Thursday, August 21, 2014

Lac-Mégantic: TSB Final Report

From TSB animation of MM&A derailment
One of my faithful readers alerted me that the Transportation Safety Board of Canada had released their final findings of what contributed to the terrible oil-train disaster a little more than a year ago at Lac-Mégantic, Ontario.

It is a detailed analysis of the oil train derailment, which, as you recall, took 47 lives. More than 100 other souls were hospitalized, with 20 or so requiring extended hospital care. In addition, 40 structures, including a library containing priceless First Nations artifacts, and 53 motor vehicles were destroyed.

Recently, all of former Montreal, Maine & Atlantic (MM&A) motive power, now Central Maine & Quebec, were sold at auction. If you haven't had the opportunity, read the description presented by the auctioneer, of the fundamentally pitiable gaggle of locomotives. This is reflected in the Final Report.

¶ 1.13.1 Analysis of the Locomotive Event Recorder.

¶ 1.15 speaks to the mechanical condition of MM&A 5017, lead engine of the runaway consist. Reads like a Gothic horror story. This unit was withdrawn from the recent auction, by order of the Sûreté du Québec, as being associated with a crime scene.

¶  1.18 speaks to the infamous DOT-111 tank cars. While Canada has taken positive measures to get that junk off the tracks or complete extensive retro-fits, here in the USA we "strongly advise" to get rid of the cars, with retro-fitting staggering along.

¶ 1.23 speaks to the culture of Single Person Train Operation (SPTO.) Under Edward Burkhardt, former owner of MM&A, SPTO was argued to be superior to a two-man cab, ostensibly to reduce inattention due to "conversations," and other ridiculous reasoning. Call it like it is. Wage reduction.

¶ 1.25.16 speaks to the condition of rails and track inspections.

¶ 2.13.8 speaks to a weak organizational safety structure. I am of the opinion that will the history of train wrecks, train crews running unit oil trains, especially those carrying the caustic "Bakken Crude," need to be trained on their responsibility to operate trains in a safe manner, and management must commit to operating a safe plant, including detailed track inspection with a recognized service such as Sperry.

¶ 3.0 speaks to the findings as to the causes and contributing factors, resulting in death and destruction.

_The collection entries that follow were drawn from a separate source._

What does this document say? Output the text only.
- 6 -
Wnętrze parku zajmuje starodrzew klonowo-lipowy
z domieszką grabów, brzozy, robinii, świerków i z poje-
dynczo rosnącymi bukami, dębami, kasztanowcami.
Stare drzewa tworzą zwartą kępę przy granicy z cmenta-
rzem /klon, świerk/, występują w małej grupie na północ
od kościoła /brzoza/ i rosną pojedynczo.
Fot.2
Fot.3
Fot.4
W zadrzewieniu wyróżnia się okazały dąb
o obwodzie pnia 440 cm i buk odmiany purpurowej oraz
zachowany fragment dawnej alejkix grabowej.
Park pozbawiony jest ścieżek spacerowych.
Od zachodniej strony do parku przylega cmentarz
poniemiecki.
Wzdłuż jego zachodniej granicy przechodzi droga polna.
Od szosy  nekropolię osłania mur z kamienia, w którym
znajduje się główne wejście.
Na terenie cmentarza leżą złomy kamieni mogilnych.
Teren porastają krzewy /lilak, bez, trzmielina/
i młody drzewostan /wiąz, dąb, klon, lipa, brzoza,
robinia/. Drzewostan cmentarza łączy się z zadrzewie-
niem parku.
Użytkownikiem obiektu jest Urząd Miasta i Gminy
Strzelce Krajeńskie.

Another document brought to my attention was an article in the International Railway Journal, written by David Thomas. Mr. Thomas makes an interesting argument, beyond Edward Burkhardt's penny-pinching, there is plenty of blame  to be spread around for Lac-Mégantic

With a Unit Oil Train coming to your neighborhood, rail operators have a fiduciary responsibility to commit resources, training and accountability, to insure safe transit of hazardous materials through your neighborhood.

2 Comments - Click here:

Steve Boyko said...

Thanks for the link to the IRJ article. I had not read the TSB comments, just the report itself. I agree TC deserves some of the blame, MMA deserves some of the blame, the engineer and RTC deserve some of the blame... there's plenty to go around.

Chris Walker said...

As usual another great in depth article, thanks for bringing this to our attention.

That interesting animation shown above has two oddities. The locomotive cranked independant brake lever is shown moving to the left or the Release position and the G.E. C30 exhaust is shown at the front of the prime mover not the rear. I guess they aren't Railroad orientated employees to miss those obvious mistakes.